Why sell something that is free? - ayandutta
https://ayandutta.com/2019/06/22/challenges-of-selling-open-source-software/
======
eesmith
I saw nothing here about actually selling open source software, only selling
proprietary systems layered on top of OSS, and on selling services.

It probably doesn't help that analogy has a few issues. There are few
"eskimos" in Canada because the term "Inuit" is preferred - see
[https://en.wikipedia.org/wiki/Native_American_name_controver...](https://en.wikipedia.org/wiki/Native_American_name_controversy#%22Eskimo%22)
. Nor are there penguin invasion issues as wild penguins are not present in
the Arctic. I also suspect it would be easier to cut and transport sea ice
than use the method described.

> customers can build out the proprietary ‘paid’ version of OSS.

Sure, but that's not really selling OSS, since parts of it are proprietary.

> Does the Eskimo want to build his house? or just live in it?

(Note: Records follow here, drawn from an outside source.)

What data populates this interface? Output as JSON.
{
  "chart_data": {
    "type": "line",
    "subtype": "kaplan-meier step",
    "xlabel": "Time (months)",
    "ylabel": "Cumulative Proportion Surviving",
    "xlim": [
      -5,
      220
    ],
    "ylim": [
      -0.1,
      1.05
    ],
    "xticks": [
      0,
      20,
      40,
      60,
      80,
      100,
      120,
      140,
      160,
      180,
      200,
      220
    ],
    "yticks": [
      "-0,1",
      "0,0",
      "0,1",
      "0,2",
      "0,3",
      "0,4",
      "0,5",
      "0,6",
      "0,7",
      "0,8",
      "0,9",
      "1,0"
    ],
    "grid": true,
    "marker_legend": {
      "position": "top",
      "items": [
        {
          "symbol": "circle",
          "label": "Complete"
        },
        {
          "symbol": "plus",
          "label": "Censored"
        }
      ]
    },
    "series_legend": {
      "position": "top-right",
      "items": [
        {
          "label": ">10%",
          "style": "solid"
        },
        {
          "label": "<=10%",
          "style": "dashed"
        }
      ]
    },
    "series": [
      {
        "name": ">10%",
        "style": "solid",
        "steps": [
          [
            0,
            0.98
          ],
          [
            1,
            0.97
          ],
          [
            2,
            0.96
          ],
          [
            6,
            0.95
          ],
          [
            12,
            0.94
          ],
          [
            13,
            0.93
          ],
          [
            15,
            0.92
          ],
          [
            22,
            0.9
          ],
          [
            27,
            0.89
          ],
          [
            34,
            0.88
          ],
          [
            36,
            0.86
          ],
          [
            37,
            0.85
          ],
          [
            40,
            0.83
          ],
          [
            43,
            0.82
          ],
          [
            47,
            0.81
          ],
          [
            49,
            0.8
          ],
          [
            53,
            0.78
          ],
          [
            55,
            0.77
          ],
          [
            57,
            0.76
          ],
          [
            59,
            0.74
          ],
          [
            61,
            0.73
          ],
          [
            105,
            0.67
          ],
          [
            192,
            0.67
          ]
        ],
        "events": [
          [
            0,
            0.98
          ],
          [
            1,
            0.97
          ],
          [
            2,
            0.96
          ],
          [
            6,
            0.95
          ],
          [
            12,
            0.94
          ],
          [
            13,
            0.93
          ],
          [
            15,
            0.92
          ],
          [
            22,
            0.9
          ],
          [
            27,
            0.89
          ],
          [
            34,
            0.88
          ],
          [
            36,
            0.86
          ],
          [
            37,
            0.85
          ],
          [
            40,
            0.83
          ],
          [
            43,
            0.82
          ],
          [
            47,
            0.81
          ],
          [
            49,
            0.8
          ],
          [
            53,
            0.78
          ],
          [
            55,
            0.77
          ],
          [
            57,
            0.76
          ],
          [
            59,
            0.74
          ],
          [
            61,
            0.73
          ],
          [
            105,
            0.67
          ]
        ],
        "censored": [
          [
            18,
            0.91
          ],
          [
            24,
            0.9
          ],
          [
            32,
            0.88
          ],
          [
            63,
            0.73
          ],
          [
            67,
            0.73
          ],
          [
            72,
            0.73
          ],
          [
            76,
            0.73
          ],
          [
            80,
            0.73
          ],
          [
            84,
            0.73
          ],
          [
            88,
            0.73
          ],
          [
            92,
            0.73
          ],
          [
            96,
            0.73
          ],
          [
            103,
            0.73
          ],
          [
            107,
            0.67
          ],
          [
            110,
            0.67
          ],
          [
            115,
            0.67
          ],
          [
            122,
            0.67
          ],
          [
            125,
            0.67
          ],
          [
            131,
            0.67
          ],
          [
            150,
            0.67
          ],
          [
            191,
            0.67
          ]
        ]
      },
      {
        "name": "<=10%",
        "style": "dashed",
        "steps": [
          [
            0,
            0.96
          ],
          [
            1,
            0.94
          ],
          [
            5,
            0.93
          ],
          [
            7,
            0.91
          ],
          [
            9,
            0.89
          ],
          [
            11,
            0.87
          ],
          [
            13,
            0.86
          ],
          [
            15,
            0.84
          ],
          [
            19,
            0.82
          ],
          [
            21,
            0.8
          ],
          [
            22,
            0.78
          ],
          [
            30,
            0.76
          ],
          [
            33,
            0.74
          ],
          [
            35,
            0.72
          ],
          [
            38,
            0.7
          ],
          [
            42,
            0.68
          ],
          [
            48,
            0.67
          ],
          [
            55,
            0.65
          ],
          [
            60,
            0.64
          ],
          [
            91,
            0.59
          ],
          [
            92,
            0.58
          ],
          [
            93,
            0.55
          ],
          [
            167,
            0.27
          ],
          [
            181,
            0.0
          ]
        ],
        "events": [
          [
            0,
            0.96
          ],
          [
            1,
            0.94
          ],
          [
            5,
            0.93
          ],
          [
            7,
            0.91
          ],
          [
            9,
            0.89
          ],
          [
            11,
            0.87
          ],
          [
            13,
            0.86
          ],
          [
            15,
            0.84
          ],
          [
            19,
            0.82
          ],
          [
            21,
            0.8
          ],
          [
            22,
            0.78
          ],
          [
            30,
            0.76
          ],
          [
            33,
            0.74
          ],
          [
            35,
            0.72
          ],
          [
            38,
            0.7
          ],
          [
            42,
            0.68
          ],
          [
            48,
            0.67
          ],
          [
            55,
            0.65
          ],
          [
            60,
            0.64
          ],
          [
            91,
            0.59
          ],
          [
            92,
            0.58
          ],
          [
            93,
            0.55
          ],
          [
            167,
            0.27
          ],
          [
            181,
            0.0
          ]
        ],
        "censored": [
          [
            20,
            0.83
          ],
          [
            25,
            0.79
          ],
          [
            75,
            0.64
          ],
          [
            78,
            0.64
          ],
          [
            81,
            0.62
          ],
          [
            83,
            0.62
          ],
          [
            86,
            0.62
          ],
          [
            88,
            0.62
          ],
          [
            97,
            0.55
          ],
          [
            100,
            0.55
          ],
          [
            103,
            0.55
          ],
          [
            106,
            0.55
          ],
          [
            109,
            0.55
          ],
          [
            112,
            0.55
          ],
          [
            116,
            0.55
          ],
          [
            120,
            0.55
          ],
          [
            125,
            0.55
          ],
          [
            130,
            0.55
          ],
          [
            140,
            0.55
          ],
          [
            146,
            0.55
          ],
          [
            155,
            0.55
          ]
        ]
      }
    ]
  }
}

I believe this is supposed to be a reference to an igloo, which is made from
compacted snow, not ice. Leaving aside the fact that few live in igloos,
another dimension to this question is, how reliant to you want to be on
others?

> a reason why Software-as-a-Service offerings have become very popular

Note that "SaaS" isn't "selling OSS", it's selling a service.

For what it's worth, I have sold OSS. There was no $0 "free" version. When you
paid $30,000 for the software, you got the source code under the MIT license.